Prima della partenza da Egitto, Dio aveva ordinato di togliere tutto il lievito dalle case ebree. Quest'ordine aveva almeno due motivazioni, una era di carattere teologico, l'altra di natura etica. Significava lo stabilire una frontiera o demar­cazione fra il prima e il dopo la liberazione, fra il vecchio e il nuovo, fra la schiavitù in Egitto e la libertà. La libertà aveva una sua destinazione e un impegno storico: da una parte l'adorazione di Dio e lo stabilire l'alleanza definitiva con il Signore; dall'altra, costruire la nuova società senza schiavi a partire dal Decalogo. La seconda motivazione era di carattere etico, perché la liberazione dall'Egitto era anche una liberazio­ne dai loro peccati, soprattutto di due dei peccati del popolo egiziano: il primo l'oppressione degli schiavi e il genocidio compiuto contro un altro popolo, il secondo la loro idolatria che non ha riconosciuto Adonai per ritenerlo un dio degli schiavi. La liberazione dell'Egitto si architetta con una doppia metafora teologica ed etica, togliere il lievito significava rompere con il passato ed iniziare una vita nuova significata dalla nuova pasta "non lievitata" con il vecchio lievito egiziano dell’oppressione e dell’idolatria, ma con il lievito dell'alleanza con il Signore.
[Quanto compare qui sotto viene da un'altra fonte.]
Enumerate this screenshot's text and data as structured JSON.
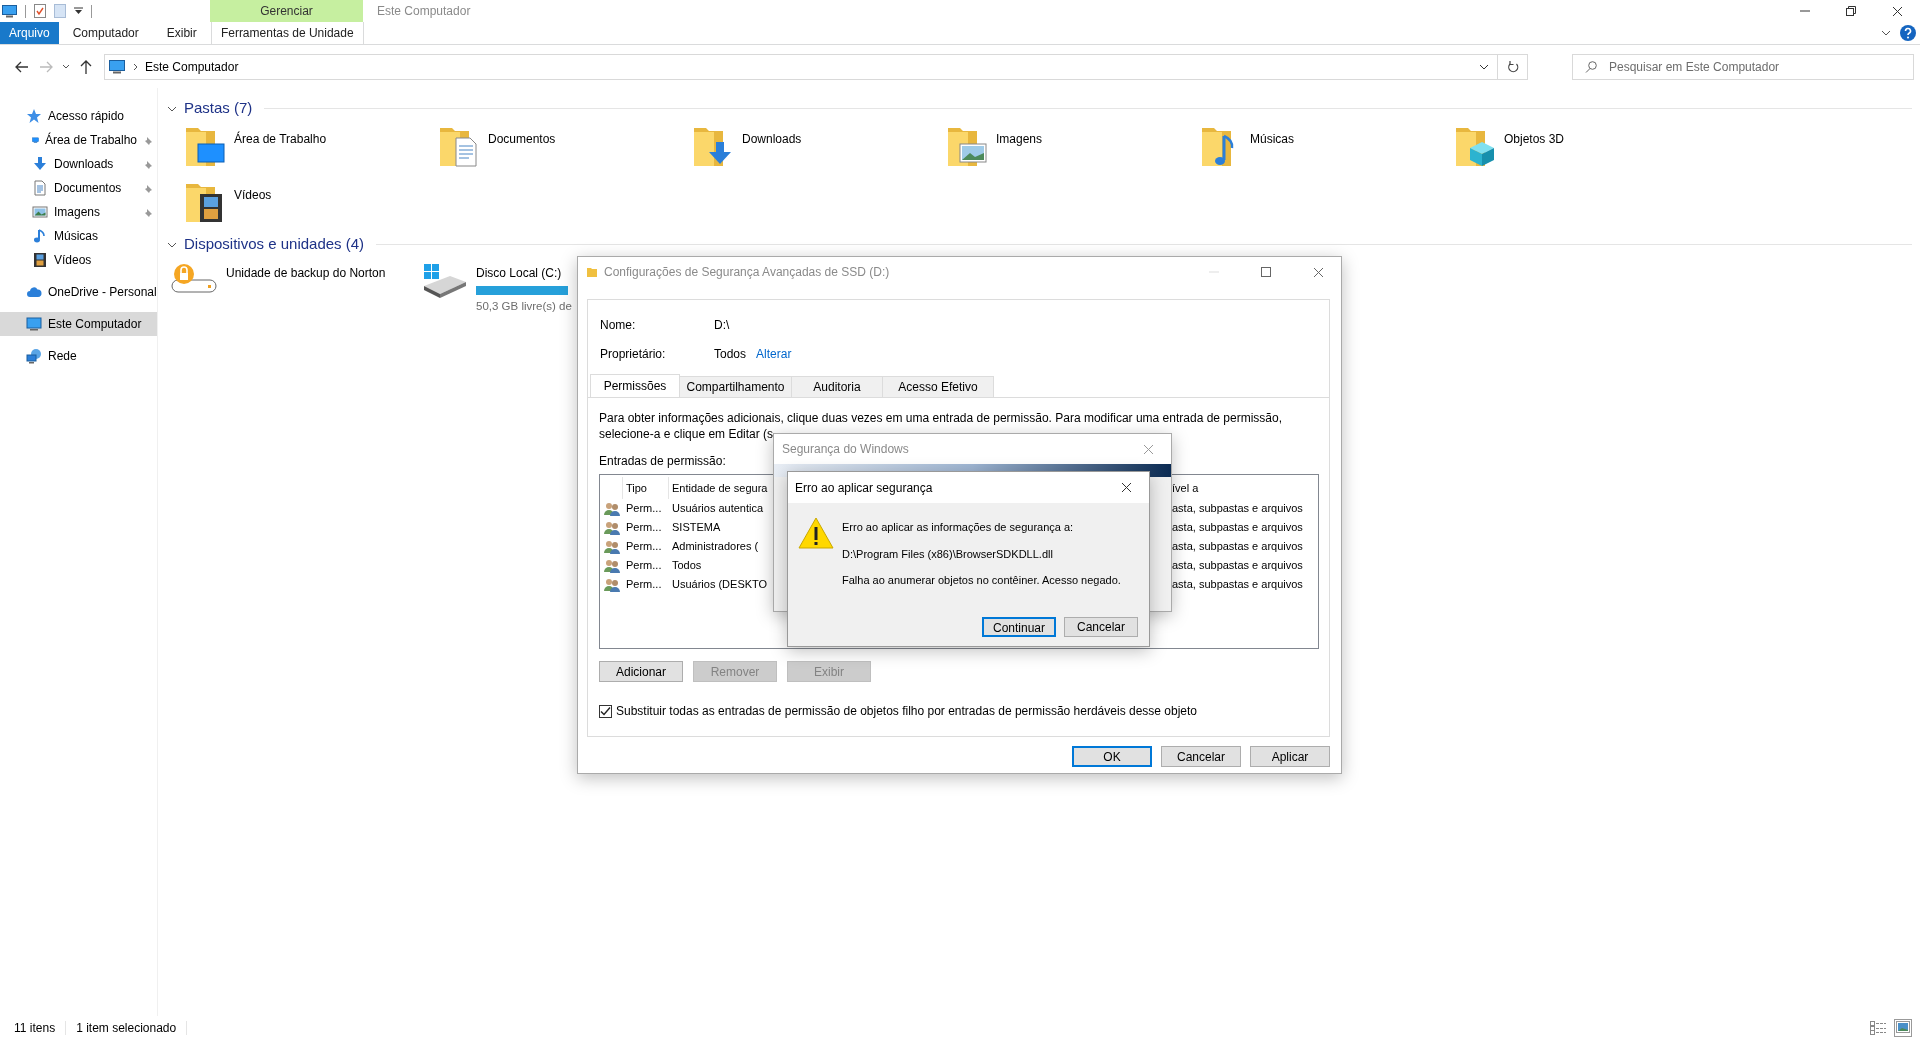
{
  "window": {
    "title": "Este Computador",
    "context_tab": "Gerenciar"
  },
  "ribbon": {
    "tabs": [
      {
        "label": "Arquivo",
        "kind": "file"
      },
      {
        "label": "Computador",
        "kind": "tab"
      },
      {
        "label": "Exibir",
        "kind": "tab"
      },
      {
        "label": "Ferramentas de Unidade",
        "kind": "context"
      }
    ]
  },
  "address_bar": {
    "path": "Este Computador"
  },
  "search": {
    "placeholder": "Pesquisar em Este Computador"
  },
  "sidebar": {
    "items": [
      {
        "label": "Acesso rápido",
        "kind": "star",
        "selected": false,
        "children": [
          {
            "label": "Área de Trabalho",
            "kind": "desktop",
            "selected": false,
            "pinned": true
          },
          {
            "label": "Downloads",
            "kind": "download",
            "selected": false,
            "pinned": true
          },
          {
            "label": "Documentos",
            "kind": "document",
            "selected": false,
            "pinned": true
          },
          {
            "label": "Imagens",
            "kind": "image",
            "selected": false,
            "pinned": true
          },
          {
            "label": "Músicas",
            "kind": "music",
            "selected": false,
            "pinned": false
          },
          {
            "label": "Vídeos",
            "kind": "video",
            "selected": false,
            "pinned": false
          }
        ]
      },
      {
        "label": "OneDrive - Personal",
        "kind": "cloud",
        "selected": false
      },
      {
        "label": "Este Computador",
        "kind": "computer",
        "selected": true
      },
      {
        "label": "Rede",
        "kind": "network",
        "selected": false
      }
    ]
  },
  "sections": [
    {
      "title": "Pastas (7)",
      "expanded": true,
      "items": [
        {
          "label": "Área de Trabalho",
          "kind": "desktop"
        },
        {
          "label": "Documentos",
          "kind": "document"
        },
        {
          "label": "Downloads",
          "kind": "download"
        },
        {
          "label": "Imagens",
          "kind": "image"
        },
        {
          "label": "Músicas",
          "kind": "music"
        },
        {
          "label": "Objetos 3D",
          "kind": "objects"
        },
        {
          "label": "Vídeos",
          "kind": "video"
        }
      ]
    },
    {
      "title": "Dispositivos e unidades (4)",
      "expanded": true,
      "items": [
        {
          "label": "Unidade de backup do Norton",
          "kind": "backup"
        },
        {
          "label": "Disco Local (C:)",
          "kind": "disk",
          "level": 1,
          "detail": "50,3 GB livre(s) de"
        }
      ]
    }
  ],
  "status_bar": {
    "item_count": "11 itens",
    "selection": "1 item selecionado",
    "views": [
      {
        "kind": "details",
        "selected": false
      },
      {
        "kind": "tiles",
        "selected": true
      }
    ]
  },
  "advanced_dialog": {
    "title": "Configurações de Segurança Avançadas de SSD (D:)",
    "name_label": "Nome:",
    "name_value": "D:\\",
    "owner_label": "Proprietário:",
    "owner_value": "Todos",
    "owner_link": "Alterar",
    "tabs": [
      {
        "label": "Permissões",
        "selected": true
      },
      {
        "label": "Compartilhamento",
        "selected": false
      },
      {
        "label": "Auditoria",
        "selected": false
      },
      {
        "label": "Acesso Efetivo",
        "selected": false
      }
    ],
    "info": [
      "Para obter informações adicionais, clique duas vezes em uma entrada de permissão. Para modificar uma entrada de permissão,",
      "selecione-a e clique em Editar (s"
    ],
    "entries_label": "Entradas de permissão:",
    "columns": [
      "Tipo",
      "Entidade de segura",
      "ível a"
    ],
    "rows": [
      {
        "type": "Perm...",
        "principal": "Usuários autentica",
        "applies_to": "asta, subpastas e arquivos"
      },
      {
        "type": "Perm...",
        "principal": "SISTEMA",
        "applies_to": "asta, subpastas e arquivos"
      },
      {
        "type": "Perm...",
        "principal": "Administradores (",
        "applies_to": "asta, subpastas e arquivos"
      },
      {
        "type": "Perm...",
        "principal": "Todos",
        "applies_to": "asta, subpastas e arquivos"
      },
      {
        "type": "Perm...",
        "principal": "Usuários (DESKTO",
        "applies_to": "asta, subpastas e arquivos"
      }
    ],
    "buttons": [
      {
        "label": "Adicionar",
        "disabled": false
      },
      {
        "label": "Remover",
        "disabled": true
      },
      {
        "label": "Exibir",
        "disabled": true
      }
    ],
    "replace_checkbox": {
      "label": "Substituir todas as entradas de permissão de objetos filho por entradas de permissão herdáveis desse objeto",
      "checked": true
    },
    "footer_buttons": [
      {
        "label": "OK",
        "default": true
      },
      {
        "label": "Cancelar",
        "default": false
      },
      {
        "label": "Aplicar",
        "default": false
      }
    ]
  },
  "security_dialog": {
    "title": "Segurança do Windows"
  },
  "error_dialog": {
    "title": "Erro ao aplicar segurança",
    "lines": [
      "Erro ao aplicar as informações de segurança a:",
      "D:\\Program Files (x86)\\BrowserSDKDLL.dll",
      "Falha ao anumerar objetos no contêiner. Acesso negado."
    ],
    "buttons": [
      {
        "label": "Continuar",
        "default": true
      },
      {
        "label": "Cancelar",
        "default": false
      }
    ]
  }
}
La prima metafora che applica, appunto, l'Apostolo Paolo riguarda il "vecchio lievito" e il "nuovo lievito". Paolo riesuma le vecchie metafore, i simboli dell'AT, e li ricrea dando loro una nuova vitalità e significato applicandoli al Cristo e alla chiesa. Paolo ha in mente il prima e il dopo la conversione a Cristo, l'antecedente della fede e le sue conseguenze per il credente negli aspetti non solo religiosi ma anche etici e socia­li. Il "vecchio" è tutto ciò che è stato logorato dal peccato, tutto ciò che non è nuovo, fresco, vivo, è tutto quello che appar­tiene all'eone o età passato, al tempo della morte e dell'oscurità, tutto ciò che ha turbato e deturpato l'uomo e il creato, tutto ciò che ci ha alienato da Dio. L'Apostolo rende evidente una sua analisi della situazione dei Corinzi: fate attenzione, fratelli e sorelle, fra voi vedo ancora avvisaglie del passato, permangono reminiscenze del vecchio lievito, si manifesta fra voi qualcosa che appartiene al tempo passato. Rimangono fra loro delle incro­stazioni del loro primo stadio pagano. Queste sono alquanto pericolose perché “agiscono in loro al modo del vecchio lievito che corrompe la loro vita nuova in Cristo”. Perciò esorta i Corinzi a "localizzare" i frammenti di lievito ancora presenti nelle loro case, in modo metaforico, e toglierlo di mezzo, cac­ciarlo, rimuoverlo se vogliono rimanere intatti ed essere una "pasta nuova". Questa esortazione equivale alla dimensione etica che il simbolo di togliere il lievito aveva per gli ebrei. Nel co­struire la nuova società occorre buttare via i materiali che componevano la società egiziana: lo schiavismo e l'idolatria.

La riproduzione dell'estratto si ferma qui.